Emotional Cycle of Deployment - Stages 5 to 7
Stage Five - Anticipation of Homecoming
Approximately four to six weeks before the ship is due back, wives often find themselves saying, "he's coming home and I'm not ready!" That long list of "things to do while he's gone" is still unfinished. The pace picks up. There is a feeling of joy and excitement in anticipation of living together again. Feelings of apprehension surface as well, although they are usually left unexpressed.
This is a time to re-evaluate the marriage. That "hole" left by the husband's departure was filled - with work, friends and new interests - and now they instinctively know that they must "clean house" in their lives in order to make room for their husband again. Most experience an unconscious process of evaluating want him back but what am I going to have to give up?" They may feel nervous, tense and apprehensive.

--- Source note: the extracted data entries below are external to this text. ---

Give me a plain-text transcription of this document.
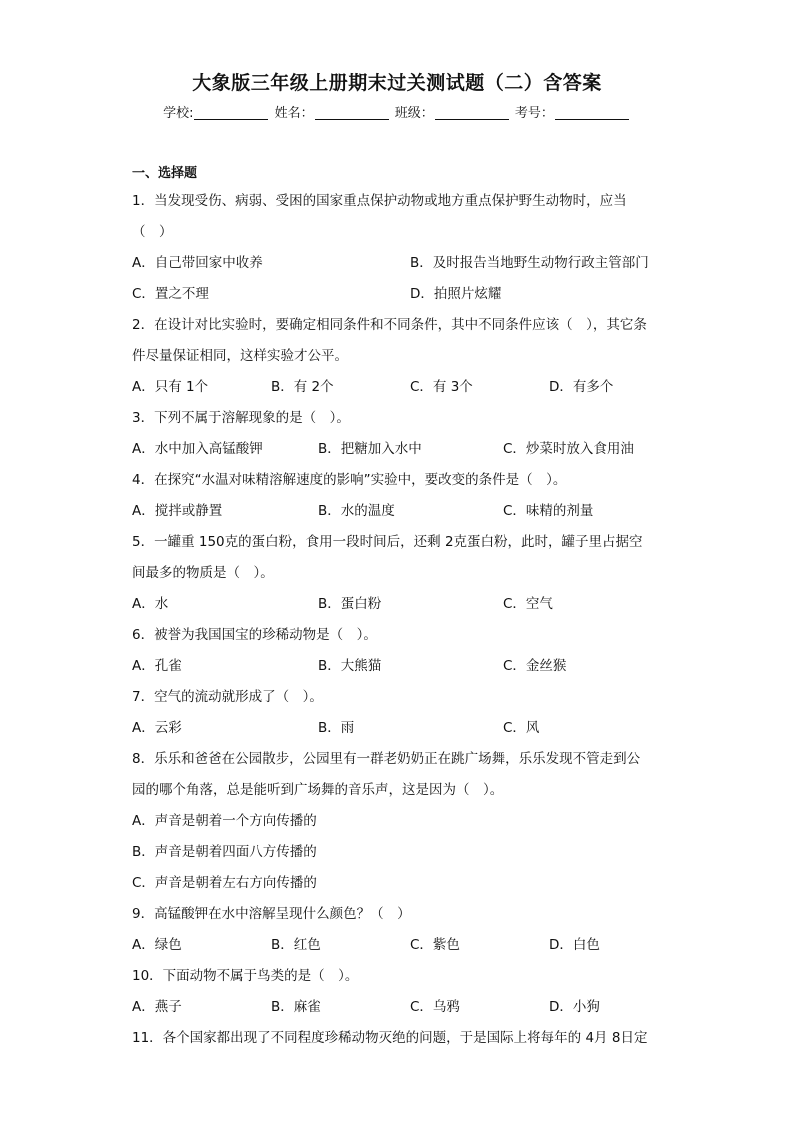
大象版三年级上册期末过关测试题（二）含答案
学校:	姓名：	班级：	考号：
一、选择题
1．当发现受伤、病弱、受困的国家重点保护动物或地方重点保护野生动物时，应当
（　）
A．自己带回家中收养	B．及时报告当地野生动物行政主管部门
C．置之不理	D．拍照片炫耀
2．在设计对比实验时，要确定相同条件和不同条件，其中不同条件应该（　），其它条
件尽量保证相同，这样实验才公平。
A．只有 1个	B．有 2个	C．有 3个	D．有多个
3．下列不属于溶解现象的是（　）。
A．水中加入高锰酸钾	B．把糖加入水中	C．炒菜时放入食用油
4．在探究“水温对味精溶解速度的影响”实验中，要改变的条件是（　）。
A．搅拌或静置	B．水的温度	C．味精的剂量
5．一罐重 150克的蛋白粉，食用一段时间后，还剩 2克蛋白粉，此时，罐子里占据空
间最多的物质是（　）。
A．水	B．蛋白粉	C．空气
6．被誉为我国国宝的珍稀动物是（　）。
A．孔雀	B．大熊猫	C．金丝猴
7．空气的流动就形成了（　）。
A．云彩	B．雨	C．风
8．乐乐和爸爸在公园散步，公园里有一群老奶奶正在跳广场舞，乐乐发现不管走到公
园的哪个角落，总是能听到广场舞的音乐声，这是因为（　）。
A．声音是朝着一个方向传播的
B．声音是朝着四面八方传播的
C．声音是朝着左右方向传播的
9．高锰酸钾在水中溶解呈现什么颜色？（　）
A．绿色	B．红色	C．紫色	D．白色
10．下面动物不属于鸟类的是（　）。
A．燕子	B．麻雀	C．乌鸦	D．小狗
11．各个国家都出现了不同程度珍稀动物灭绝的问题，于是国际上将每年的 4月 8日定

Wives are concerned about the effect the husband's return will have on their lives and their children's: will he understand and accept the changes that have occurred to us? Will he approve of the decisions I have made? Will he adjust to the fact that I can't go back to being dependent? Husbands are anxious too, wondering, "How have we changed? How will I be accepted? Will the kids know me?"
Most women bury these concerns in "busywork". Once more, there is a sense of restlessness and confusion. Decisions become harder to make and may be postponed until the homecoming. Women become irritable again and may experience changes in appetite. At some point a psychological decision is made. For most women it is "do I want him back? You bet! I can't wait to see him!"
Stage Six - Renegotiating of the Marriage Contract
This stage, too, is one in which the husband and wife are together physically but not necessarily emotionally. They will have to have some time together and share experiences and feelings before they feel like a couple again. They both need to be aware of the necessity to refocus on the marriage. For instance, after one woman's husband had been home for a few days, she became aggravated with him when he would telephone his shipboard roommate every time something of importance came up within the family - finally declaring "I'm your wife, talk to me!" During this stage the task is to stop being "single" and start being married again.
Most women sense a loss of freedom and independence, while a minority are content to become dependent again. Routines established during the deployment are disrupted. "I have to cook a real dinner every night?!" This causes wives to feel disorganised and out of control. Although most couples never write it down, there is a "contract" in every marriage - a set of assumptions and expectations on which they base their actions. During this stage, couples have to make major adjustments in roles and responsibilities; before that can happen, they must undertake an extensive re-negotiation of that unwritten contract.
The marriage cannot and will not be exactly the same as before the deployment: both partners have had various experiences and have grown in different ways, and these changes must be accommodated.
Too much togetherness initially can cause friction after so many months of living apart. More than one wife has had to cope with the fleeting shock of wonder "who's that man in my bedroom?!" Some resent their husbands "making decisions that should be mine". Still others question, "my husband wants me to give up all my activities while he's home. Should I?" On the other hand, the husband may wonder "why do I feel like a stranger in my own home?" All of these concerns and pressures require that husband and wife communicate with each other. Assumptions will not work. Some find that "talking as we go along" works best, while others keep silent until "we've had our first good fight, cleared the air, and everything's OK now". Sexual relations ardently desired before the return, may initially seem frightening. Couples need sufficient time together to become reacquainted before they can expect true intimacy.
This stage can be difficult as well as joyful. But it does provide an opportunity offered to few civilian couples: the chance to evaluate what changes have occurred within themselves to determine what direction they want their growth to take, and to meld all this into a renewed and refreshed relationship.
As you return from sea ...
You've been places, seen things and had a lot of new experiences; it might be easy to think that your husband or wife at home has enjoyed a stable, steady lifestyle and of course you'll be full of "news" to tell on your return. Remember, life has been very different for your family at home too, - don't expect everything to be the same as before - and let them tell their story too. Ways in which your partner has changed or adapted to your deployment might take some getting used to, but be positive about it - it should make separation on your next deployment easier to deal with, because you'll know they can cope on their own even if they are missing you as much as you're missing them. It's easy to want them to be dependent on you and to feel lost without you, but it is better for all of you to nurture some feeling of independence. As a sailor, you'll always have your mates around you; your partner doesn't have this "team" support, so allow them their right to the independence they need in order to feel able to cope on their own.
Stage Seven - Reintegration and Stabilisation
New routines have been established for the family, and wives feel relaxed and comfortable with their husbands. There is a sense of being a couple and a family. They are back on the same track emotionally and can enjoy the warmth and closeness of being married.
Variations on the cycle
Once the basic ECOD model or cycle is understood, we can examine the effects of other kinds of deployments. It takes time to work through each stage; people's emotions cannot be forced to fit ship's schedules. Short deployments, in particular, can be disruptive as there is not enough time to get used to the men being gone or home. Longer deployments, or those of uncertain length, with unreliable communications (such as submarine deployments) will take more effort to cope with, and can result in longer periods of stabilisation, or require greater "Renegotiation of the Marriage Contract".